At Large  September 17, 2025  Annah Otis

What Is the Future of NFTs and Digital Art?

WikiCommons

Digital artwork by Mike Winkelmann showing a giant white and orange torus with greebles in a barren landscape that also features a tree and a man approaching the torus. One of the images used in Everydays: The First 5000 Days by Mike Winkelmann (known professionally as Beeple). License

The impending closure of Christie’s digital art department and the reduction in staff working on NFT sales at other auction houses during the past year calls into question the future of once-astronomically-priced blockchain assets. Four years ago, Christie’s sold Everydays: The First 5000 Days by American digital artist Beeple for a record-setting $69.3 million. Since then, NFT sales have plummeted, and the share of collectors buying digital art has dropped from 17% in 2022 to 9% in 2024.

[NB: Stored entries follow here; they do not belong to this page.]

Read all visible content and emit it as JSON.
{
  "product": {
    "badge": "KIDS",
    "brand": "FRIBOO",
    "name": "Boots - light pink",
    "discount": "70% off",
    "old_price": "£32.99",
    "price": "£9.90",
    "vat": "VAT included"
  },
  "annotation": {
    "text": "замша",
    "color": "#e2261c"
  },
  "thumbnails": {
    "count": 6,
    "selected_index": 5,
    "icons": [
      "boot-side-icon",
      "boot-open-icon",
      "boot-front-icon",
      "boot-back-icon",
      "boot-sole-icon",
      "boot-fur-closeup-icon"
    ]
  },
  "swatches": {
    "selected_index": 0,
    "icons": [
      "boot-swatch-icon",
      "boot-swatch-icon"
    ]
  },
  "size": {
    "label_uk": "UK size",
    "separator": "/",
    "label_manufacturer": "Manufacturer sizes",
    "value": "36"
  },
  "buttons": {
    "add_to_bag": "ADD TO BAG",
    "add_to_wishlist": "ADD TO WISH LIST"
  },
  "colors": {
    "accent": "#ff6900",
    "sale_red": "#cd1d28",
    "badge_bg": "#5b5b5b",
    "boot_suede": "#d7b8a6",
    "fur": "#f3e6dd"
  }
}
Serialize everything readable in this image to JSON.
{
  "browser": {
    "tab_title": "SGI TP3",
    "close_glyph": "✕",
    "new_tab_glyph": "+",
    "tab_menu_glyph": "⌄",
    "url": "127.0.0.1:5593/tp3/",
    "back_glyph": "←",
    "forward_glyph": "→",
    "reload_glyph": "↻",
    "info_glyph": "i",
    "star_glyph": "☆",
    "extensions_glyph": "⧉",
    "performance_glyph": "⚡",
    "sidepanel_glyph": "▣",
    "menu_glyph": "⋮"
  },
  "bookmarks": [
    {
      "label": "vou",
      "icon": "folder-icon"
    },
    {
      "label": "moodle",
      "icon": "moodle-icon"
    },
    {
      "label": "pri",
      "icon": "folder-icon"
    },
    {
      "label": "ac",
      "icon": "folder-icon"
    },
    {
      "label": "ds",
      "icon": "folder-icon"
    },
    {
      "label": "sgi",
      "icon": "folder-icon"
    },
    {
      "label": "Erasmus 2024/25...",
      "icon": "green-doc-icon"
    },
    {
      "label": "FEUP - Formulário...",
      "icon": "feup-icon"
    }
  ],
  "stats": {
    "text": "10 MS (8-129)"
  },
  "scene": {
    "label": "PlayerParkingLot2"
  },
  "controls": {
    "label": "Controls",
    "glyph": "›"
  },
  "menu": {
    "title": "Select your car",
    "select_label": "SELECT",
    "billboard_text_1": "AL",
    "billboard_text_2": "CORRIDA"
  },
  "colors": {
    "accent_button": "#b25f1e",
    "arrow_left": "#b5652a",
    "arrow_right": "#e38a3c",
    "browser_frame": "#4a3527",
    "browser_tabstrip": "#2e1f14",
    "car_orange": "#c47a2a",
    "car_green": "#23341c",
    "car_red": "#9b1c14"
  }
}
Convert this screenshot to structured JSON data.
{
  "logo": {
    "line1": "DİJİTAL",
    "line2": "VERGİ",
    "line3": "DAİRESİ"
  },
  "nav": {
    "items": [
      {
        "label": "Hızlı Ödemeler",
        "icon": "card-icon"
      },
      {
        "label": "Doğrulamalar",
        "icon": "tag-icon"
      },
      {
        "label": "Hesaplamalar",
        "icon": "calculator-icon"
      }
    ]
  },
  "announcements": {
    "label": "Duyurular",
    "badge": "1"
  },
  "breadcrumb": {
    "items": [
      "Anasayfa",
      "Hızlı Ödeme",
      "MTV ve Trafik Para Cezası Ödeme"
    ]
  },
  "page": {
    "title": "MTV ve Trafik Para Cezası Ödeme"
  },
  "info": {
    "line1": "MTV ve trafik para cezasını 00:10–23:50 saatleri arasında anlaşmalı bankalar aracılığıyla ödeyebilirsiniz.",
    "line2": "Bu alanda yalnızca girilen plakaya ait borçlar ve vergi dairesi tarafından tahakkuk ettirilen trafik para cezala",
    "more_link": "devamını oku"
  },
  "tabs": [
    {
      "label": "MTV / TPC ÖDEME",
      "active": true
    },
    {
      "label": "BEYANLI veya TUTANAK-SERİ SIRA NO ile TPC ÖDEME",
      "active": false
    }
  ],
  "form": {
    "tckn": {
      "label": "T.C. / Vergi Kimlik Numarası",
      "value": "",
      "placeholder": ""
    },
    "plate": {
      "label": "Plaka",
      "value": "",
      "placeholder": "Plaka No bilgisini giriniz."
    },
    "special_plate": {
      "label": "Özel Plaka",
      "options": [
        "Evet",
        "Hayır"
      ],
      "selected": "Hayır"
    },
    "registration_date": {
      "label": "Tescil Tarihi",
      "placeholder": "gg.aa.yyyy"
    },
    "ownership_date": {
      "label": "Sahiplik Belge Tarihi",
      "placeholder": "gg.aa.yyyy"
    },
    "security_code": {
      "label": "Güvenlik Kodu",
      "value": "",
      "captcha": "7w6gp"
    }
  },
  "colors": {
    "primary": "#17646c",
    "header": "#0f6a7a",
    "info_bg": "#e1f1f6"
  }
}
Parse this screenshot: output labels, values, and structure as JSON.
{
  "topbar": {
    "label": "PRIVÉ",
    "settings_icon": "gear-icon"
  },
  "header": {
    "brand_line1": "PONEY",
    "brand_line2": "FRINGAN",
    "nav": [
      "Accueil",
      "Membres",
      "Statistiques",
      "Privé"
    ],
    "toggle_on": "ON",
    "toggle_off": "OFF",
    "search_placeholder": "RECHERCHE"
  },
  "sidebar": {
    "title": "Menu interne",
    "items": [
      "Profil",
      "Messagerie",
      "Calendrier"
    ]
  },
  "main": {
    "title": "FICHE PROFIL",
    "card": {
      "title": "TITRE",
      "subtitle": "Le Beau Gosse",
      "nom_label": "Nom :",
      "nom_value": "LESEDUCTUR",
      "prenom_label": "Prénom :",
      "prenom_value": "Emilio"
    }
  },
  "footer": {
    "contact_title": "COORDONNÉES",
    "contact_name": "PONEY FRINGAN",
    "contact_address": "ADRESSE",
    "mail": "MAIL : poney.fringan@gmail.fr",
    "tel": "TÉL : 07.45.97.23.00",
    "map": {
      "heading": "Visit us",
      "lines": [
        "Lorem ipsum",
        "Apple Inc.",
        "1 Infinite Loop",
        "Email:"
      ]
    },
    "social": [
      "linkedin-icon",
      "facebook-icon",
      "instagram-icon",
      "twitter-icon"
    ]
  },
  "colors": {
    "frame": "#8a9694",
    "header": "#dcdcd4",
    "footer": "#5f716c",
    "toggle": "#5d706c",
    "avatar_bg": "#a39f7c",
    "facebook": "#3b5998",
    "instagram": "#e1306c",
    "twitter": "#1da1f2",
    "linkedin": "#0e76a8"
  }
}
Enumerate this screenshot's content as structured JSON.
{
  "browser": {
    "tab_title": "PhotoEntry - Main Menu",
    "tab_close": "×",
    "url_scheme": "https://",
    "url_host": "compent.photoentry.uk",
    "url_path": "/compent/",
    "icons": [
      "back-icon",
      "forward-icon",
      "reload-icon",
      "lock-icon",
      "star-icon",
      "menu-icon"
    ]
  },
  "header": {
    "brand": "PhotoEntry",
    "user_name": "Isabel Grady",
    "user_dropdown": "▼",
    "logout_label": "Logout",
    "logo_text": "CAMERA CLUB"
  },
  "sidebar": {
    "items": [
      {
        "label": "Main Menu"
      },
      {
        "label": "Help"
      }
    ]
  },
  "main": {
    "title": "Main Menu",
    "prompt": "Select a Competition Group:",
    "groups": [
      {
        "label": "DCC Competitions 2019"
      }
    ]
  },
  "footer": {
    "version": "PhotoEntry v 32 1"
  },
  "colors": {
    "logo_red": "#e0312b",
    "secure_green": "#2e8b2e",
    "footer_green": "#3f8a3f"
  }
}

Statista estimates that the total NFT market will reach just over $504 million in 2025. This is quite a meager number considering that The Merge by Pak sold for $91.8 million in December 2021. Granted, it was the most expensive piece of digital art to ever hit the market and was purchased by not one buyer, but several thousand. 

WikiCommons

Christie’s, Manhattan, New York. License

This is part of the appeal: highly valuable art that can be bought in shares and made accessible to the broader collecting public. Buyers are often able to access better deals on NFTs than art sold at auction or in galleries, because artists can cut out the middleman and sell directly online. Unlike a traditional painting or sculpture, the blockchain code within each NFT holds an unchangeable record of its transaction history, so its provenance is much easier to trace than other artworks.

These benefits may be why NFT sales have not completely disappeared after the post-COVID bubble. In fact, some galleries are betting on the resurgence of digital art generally. Adam Heft Beringer’s Heft Gallery on the Lower East Side in New York City launched this past spring to accommodate artists whose work includes generative code, scanners, machine learning, and other “systems.” The online marketplace SuperRare introduced a brick-and-mortar gallery, Offline, whose first public exhibition opened in July. It included 15 artists whose work at least partially leverages digital tools.

WikiCommons

Dome shaped buildings in a green landscape with little vegetation. Digital artwork by Beeple. License

In both of these cases, physical gallery space acts as a community-building mechanism, in addition to a profit-building one. Heft Gallery and Offline position themselves as creator-first ventures interested in expanding the definition of digital art to encompass much more than just NFTs. The rise of commercially available, large language models has created many more opportunities for artists to ideate and execute their visual work. As acceptance for AI-generated content in the corporate world expands, it is only natural that the same would eventually happen in the art world. Only time will tell if the market follows.